Data dunia nyata dari Israel mengkonfirmasi hal ini, menunjukkan mereka yang telah menerima suntikan COVID adalah 6,72 kali lebih mungkin terinfeksi daripada orang dengan kekebalan alami. (4,5,6)
CDC Akui Kekebalan ‘Vaksin’ Tidak Bertahan

Dalam laporan 20 Agustus 2021, BPR mencatat: (7)

“’Data yang akan kami terbitkan hari ini dan minggu depan menunjukkan efektivitas vaksin terhadap infeksi SARS COVID 2 berkurang,’ direktur CDC [Rochelle Walensky] memulai … Dia mengutip laporan rekan internasional, termasuk Israel ‘menyarankan peningkatan risiko penyakit parah di antara mereka yang divaksinasi lebih awal.’

Jangan takut, orang yang sama yang mencoba menjual kekebalan Amerika melalui tusukan dan berjanji untuk mengembalikan kebebasan yang mereka hambat memiliki rencana, dan mereka tidak meninggalkan banyak ruang untuk pilihan pribadi.

“Dalam konteks kekhawatiran ini, kami berencana bagi orang Amerika untuk menerima suntikan booster mulai bulan depan untuk memaksimalkan perlindungan yang diinduksi vaksin. Rencana kami adalah untuk melindungi rakyat Amerika dan tetap berada di depan dari virus ini,’ Walensky berbagi …

Direktur CDC tampaknya mengakui bahwa tingkat kemanjuran vaksin memiliki batas waktu yang ketat, dan perlindungannya terbatas di lingkungan yang terus berubah.

“Mengingat bukti ini, kami khawatir bahwa perlindungan kuat saat ini terhadap infeksi parah, rawat inap, dan kematian dapat menurun di bulan-bulan mendatang. Terutama di antara mereka yang berisiko lebih tinggi atau mereka yang divaksinasi lebih awal selama fase peluncuran vaksinasi kami,” jelas Walensky …

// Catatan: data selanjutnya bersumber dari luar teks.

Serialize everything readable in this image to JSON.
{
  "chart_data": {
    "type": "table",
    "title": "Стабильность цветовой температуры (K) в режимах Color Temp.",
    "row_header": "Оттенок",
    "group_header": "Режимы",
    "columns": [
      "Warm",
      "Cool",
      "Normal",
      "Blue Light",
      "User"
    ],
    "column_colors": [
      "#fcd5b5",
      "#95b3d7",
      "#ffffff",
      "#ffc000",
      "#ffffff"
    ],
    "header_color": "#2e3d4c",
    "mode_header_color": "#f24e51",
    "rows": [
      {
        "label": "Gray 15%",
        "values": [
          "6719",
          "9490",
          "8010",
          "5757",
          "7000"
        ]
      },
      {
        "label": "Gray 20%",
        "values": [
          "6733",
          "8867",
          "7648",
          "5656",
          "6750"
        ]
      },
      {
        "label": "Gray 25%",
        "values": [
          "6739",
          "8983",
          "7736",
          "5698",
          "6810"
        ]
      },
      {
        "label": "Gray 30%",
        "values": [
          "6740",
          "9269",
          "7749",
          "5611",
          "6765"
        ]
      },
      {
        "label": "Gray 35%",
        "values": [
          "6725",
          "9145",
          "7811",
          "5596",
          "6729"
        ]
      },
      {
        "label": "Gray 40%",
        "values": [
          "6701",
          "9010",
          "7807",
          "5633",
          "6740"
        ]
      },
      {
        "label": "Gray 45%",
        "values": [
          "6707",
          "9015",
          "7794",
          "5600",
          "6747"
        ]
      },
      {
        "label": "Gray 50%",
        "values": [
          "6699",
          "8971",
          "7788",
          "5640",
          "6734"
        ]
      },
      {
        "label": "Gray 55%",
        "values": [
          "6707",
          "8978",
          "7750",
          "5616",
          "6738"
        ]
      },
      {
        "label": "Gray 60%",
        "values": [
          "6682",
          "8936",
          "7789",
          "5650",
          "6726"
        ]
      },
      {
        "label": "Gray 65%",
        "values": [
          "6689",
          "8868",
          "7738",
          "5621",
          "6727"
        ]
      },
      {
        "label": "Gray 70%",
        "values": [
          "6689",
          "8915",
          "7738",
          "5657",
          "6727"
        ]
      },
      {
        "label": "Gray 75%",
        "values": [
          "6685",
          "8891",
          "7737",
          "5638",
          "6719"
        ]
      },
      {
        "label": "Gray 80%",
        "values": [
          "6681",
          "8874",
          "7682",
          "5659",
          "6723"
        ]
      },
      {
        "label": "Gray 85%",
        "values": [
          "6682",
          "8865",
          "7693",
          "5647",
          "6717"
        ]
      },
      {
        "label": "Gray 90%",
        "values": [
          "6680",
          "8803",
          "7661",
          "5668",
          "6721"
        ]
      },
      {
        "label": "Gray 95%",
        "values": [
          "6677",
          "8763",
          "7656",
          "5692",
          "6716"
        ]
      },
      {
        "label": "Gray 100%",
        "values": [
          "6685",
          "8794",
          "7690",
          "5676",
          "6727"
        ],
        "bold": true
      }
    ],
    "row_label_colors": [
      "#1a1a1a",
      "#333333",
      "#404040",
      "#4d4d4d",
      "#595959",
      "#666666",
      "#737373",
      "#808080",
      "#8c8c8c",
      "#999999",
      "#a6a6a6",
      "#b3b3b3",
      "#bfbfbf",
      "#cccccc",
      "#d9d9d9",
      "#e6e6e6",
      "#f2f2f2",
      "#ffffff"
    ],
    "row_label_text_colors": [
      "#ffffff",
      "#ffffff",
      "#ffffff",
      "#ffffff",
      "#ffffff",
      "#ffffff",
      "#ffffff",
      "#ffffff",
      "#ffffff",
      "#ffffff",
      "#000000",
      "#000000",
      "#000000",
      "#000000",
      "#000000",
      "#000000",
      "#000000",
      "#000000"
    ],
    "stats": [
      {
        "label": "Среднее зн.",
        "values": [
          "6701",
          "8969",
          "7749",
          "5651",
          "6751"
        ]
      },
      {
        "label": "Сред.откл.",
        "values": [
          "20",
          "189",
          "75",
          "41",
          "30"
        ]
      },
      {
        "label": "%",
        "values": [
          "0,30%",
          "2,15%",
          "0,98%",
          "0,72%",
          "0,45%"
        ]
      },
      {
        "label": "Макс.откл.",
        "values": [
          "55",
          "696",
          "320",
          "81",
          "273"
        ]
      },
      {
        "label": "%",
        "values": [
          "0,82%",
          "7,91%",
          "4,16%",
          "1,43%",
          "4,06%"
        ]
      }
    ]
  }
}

Mulai 20 September, orang Amerika yang menyelesaikan dua dosis vaksin Pfizer atau Moderna setidaknya delapan bulan yang lalu akan memenuhi syarat untuk mendapatkan suntikan booster. Tiang gawang kembali ke masyarakat ‘normal’ terus bergerak lebih jauh dan lebih jauh. Kapan orang Amerika, terutama mereka yang mematuhi vaksinasi awal, merasa cukup?”

Data Mengungkap Dengan Cepat Kekebalan yang Berkurang Dari Tembakan

Memang, data Israel menunjukkan tembakan Pfizer berubah dari efektivitas 95% di awal, menjadi 64% pada awal Juli 2021 dan 39% pada akhir Juli, ketika strain Delta menjadi dominan. (8,9) Sementara itu, harapan Badan Pengawas Obat dan Makanan AS untuk vaksin apa pun adalah tingkat kemanjuran setidaknya 50%.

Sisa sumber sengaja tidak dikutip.